Once again, I find myself at a crossroads. This isn’t my first time. After all, I’ve been suffering from chronic mid-life crisis since I was twelve years old. You’d think after several decades a body would figure out what he wants to be when he grows up, but apparently it’s not that easy. But before we talk about the options at this particular crossroads, let’s rewind a bit.
It was about eighteen years ago when I first got the idea in my head that I wanted to write. I think most writers are bitten by this bug after reading a good book and thinking, “Hey, I could do that.” For me, the idea ironically didn’t occur to me until right after I’d written a book.
Granted, this “book” was essentially nothing but a boring software manual. But it was about 400 pages and I did make a lot of copies of it and I’m pretty sure no one read it. In short, without even trying, I’d already achieved what 99% of all authors achieve.
Like most wannabe authors, at first I decided I wanted to write fantasy.
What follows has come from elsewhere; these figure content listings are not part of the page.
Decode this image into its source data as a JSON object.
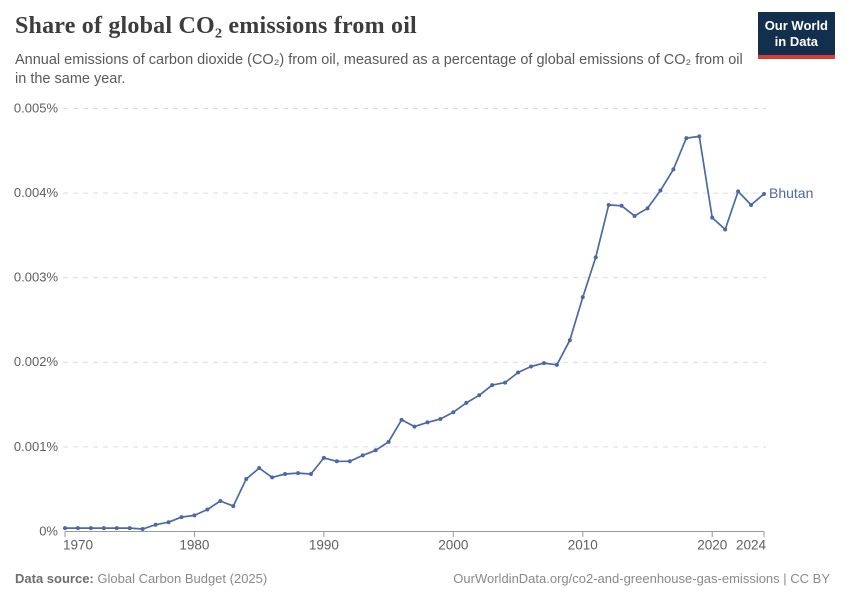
{
  "header": {
    "title": "Share of global CO₂ emissions from oil",
    "subtitle": "Annual emissions of carbon dioxide (CO₂) from oil, measured as a percentage of global emissions of CO₂ from oil in the same year.",
    "logo": {
      "line1": "Our World",
      "line2": "in Data"
    }
  },
  "footer": {
    "source_label": "Data source:",
    "source_value": "Global Carbon Budget (2025)",
    "attribution": "OurWorldinData.org/co2-and-greenhouse-gas-emissions | CC BY"
  },
  "colors": {
    "series": "#4c69a5",
    "grid": "#dddddd",
    "axis": "#999999",
    "tick_text": "#5f5f5f",
    "logo_bg": "#12304e",
    "logo_stripe": "#dc3b31"
  },
  "chart_data": {
    "type": "line",
    "title": "Share of global CO₂ emissions from oil",
    "xlabel": "",
    "ylabel": "",
    "unit": "%",
    "grid": "horizontal-dashed",
    "legend_position": "end-of-line-label",
    "xlim": [
      1970,
      2024
    ],
    "ylim": [
      0,
      0.005
    ],
    "x_ticks": [
      1970,
      1980,
      1990,
      2000,
      2010,
      2020,
      2024
    ],
    "y_ticks": [
      0,
      0.001,
      0.002,
      0.003,
      0.004,
      0.005
    ],
    "y_tick_labels": [
      "0%",
      "0.001%",
      "0.002%",
      "0.003%",
      "0.004%",
      "0.005%"
    ],
    "series": [
      {
        "name": "Bhutan",
        "color": "#4c69a5",
        "x": [
          1970,
          1971,
          1972,
          1973,
          1974,
          1975,
          1976,
          1977,
          1978,
          1979,
          1980,
          1981,
          1982,
          1983,
          1984,
          1985,
          1986,
          1987,
          1988,
          1989,
          1990,
          1991,
          1992,
          1993,
          1994,
          1995,
          1996,
          1997,
          1998,
          1999,
          2000,
          2001,
          2002,
          2003,
          2004,
          2005,
          2006,
          2007,
          2008,
          2009,
          2010,
          2011,
          2012,
          2013,
          2014,
          2015,
          2016,
          2017,
          2018,
          2019,
          2020,
          2021,
          2022,
          2023,
          2024
        ],
        "values": [
          4e-05,
          4e-05,
          4e-05,
          4e-05,
          4e-05,
          4e-05,
          3e-05,
          8e-05,
          0.00011,
          0.00017,
          0.00019,
          0.00026,
          0.00036,
          0.0003,
          0.00062,
          0.00075,
          0.00064,
          0.00068,
          0.00069,
          0.00068,
          0.00087,
          0.00083,
          0.00083,
          0.0009,
          0.00096,
          0.00106,
          0.00132,
          0.00124,
          0.00129,
          0.00133,
          0.00141,
          0.00152,
          0.00161,
          0.00173,
          0.00176,
          0.00188,
          0.00195,
          0.00199,
          0.00197,
          0.00226,
          0.00277,
          0.00324,
          0.00386,
          0.00385,
          0.00373,
          0.00382,
          0.00403,
          0.00428,
          0.00465,
          0.00467,
          0.00371,
          0.00357,
          0.00402,
          0.00386,
          0.00399
        ]
      }
    ]
  }
}
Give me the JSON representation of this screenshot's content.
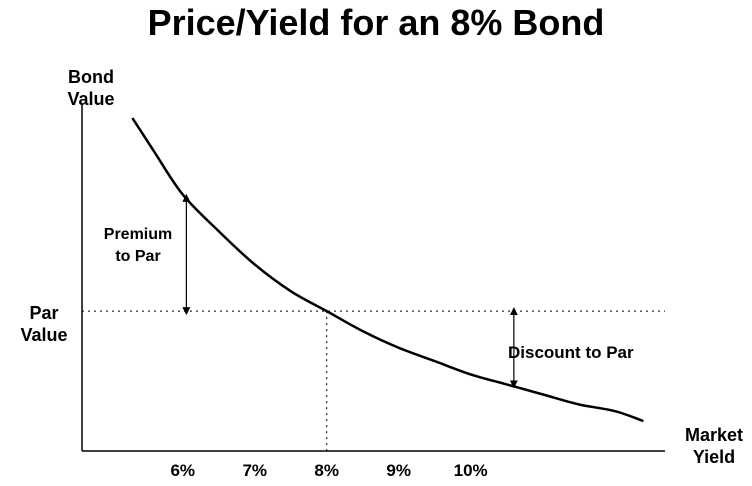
{
  "chart_data": {
    "type": "line",
    "title": "Price/Yield for an 8% Bond",
    "ylabel": [
      "Bond",
      "Value"
    ],
    "xlabel": [
      "Market",
      "Yield"
    ],
    "x_ticks": [
      "6%",
      "7%",
      "8%",
      "9%",
      "10%"
    ],
    "x_tick_values": [
      6,
      7,
      8,
      9,
      10
    ],
    "xlim": [
      4.6,
      12.7
    ],
    "ylim": [
      0,
      100
    ],
    "series": [
      {
        "x": [
          5.3,
          5.6,
          6.0,
          6.5,
          7.0,
          7.5,
          8.0,
          8.5,
          9.0,
          9.5,
          10.0,
          10.5,
          11.0,
          11.5,
          12.0,
          12.4
        ],
        "values": [
          100,
          90,
          77,
          66,
          56,
          48,
          42,
          36,
          31,
          27,
          23,
          20,
          17,
          14,
          12,
          9
        ]
      }
    ],
    "par": {
      "label": [
        "Par",
        "Value"
      ],
      "x": 8,
      "y": 42
    },
    "annotations": [
      {
        "text": [
          "Premium",
          "to Par"
        ],
        "x": 6.05,
        "y_from": 42,
        "y_to": 76
      },
      {
        "text": "Discount to Par",
        "x": 10.6,
        "y_from": 42,
        "y_to": 20
      }
    ],
    "grid": false,
    "legend": "none"
  }
}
Fantasy is easy because you just write whatever you want, as long as you make sure there are dragons . . .
And your knights talk correctly . . .
Unfortunately, fantasy turned out to be hard. If you can believe it, apparently the story where the protagonist leaves home, sets out on an adventure, overcomes obstacles and eventually defeats the Big Bad Guy had already been published. Me? I couldn’t think of anything original or good. So instead I wrote technical “how to” books on video editing. It started out fun.
But then it wasn’t.
Not at all.
My life as an author wasn’t shaping up at all the way I’d envisioned it. But then a voice said, “Write what you know!” I replied, “Who said that?!” (It was really creepy that I could hear voices telling me what to write.)
Anyway, after thinking about it, I thought, “Heck, I know all about dieting! Should I write about that?” But the voice didn’t answer me. Undeterred, I set my mind to it and a few years later, it was done.
(Seriously, it’s really available on Kindle for just $2.99. iPad, Nook, and other versions are in the works.)
Writing a book like that is easy. Promoting a book like that—especially when you’re an absolute nobody—is hard. So I looked to industry experts for help.
The blog was an extension of the book and eventually took on a life of its own. It got moderately popular fairly quickly, but then went pretty much nowhere.
Now fast forward a few years to my last post. I thought it might be fun to try something different and I’d certainly never tried anything like that before. Much to my delight, it was very well-received. I heard it even made some people cry (if you happen to be one of them, I’m sorry: I’ll try to draw better pictures next time.)
So now what?
Is this my new thing? Do I continue to illustrate random stories or do I stick to the usual ha-ha-look-at-me-try-to-lose-weight theme that got me my sixteen fans? How many stories could I tell anyway? And do I even have enough time to produce these posts (that now suddenly take twenty times as long to write?)
I’m looking to y’all for advice. Unlike most bloggers who declare, “It’s my blog, I don’t care what anyone thinks!” I will blatantly pander to the masses. I like to be read and if I ignore you, then what’s the point?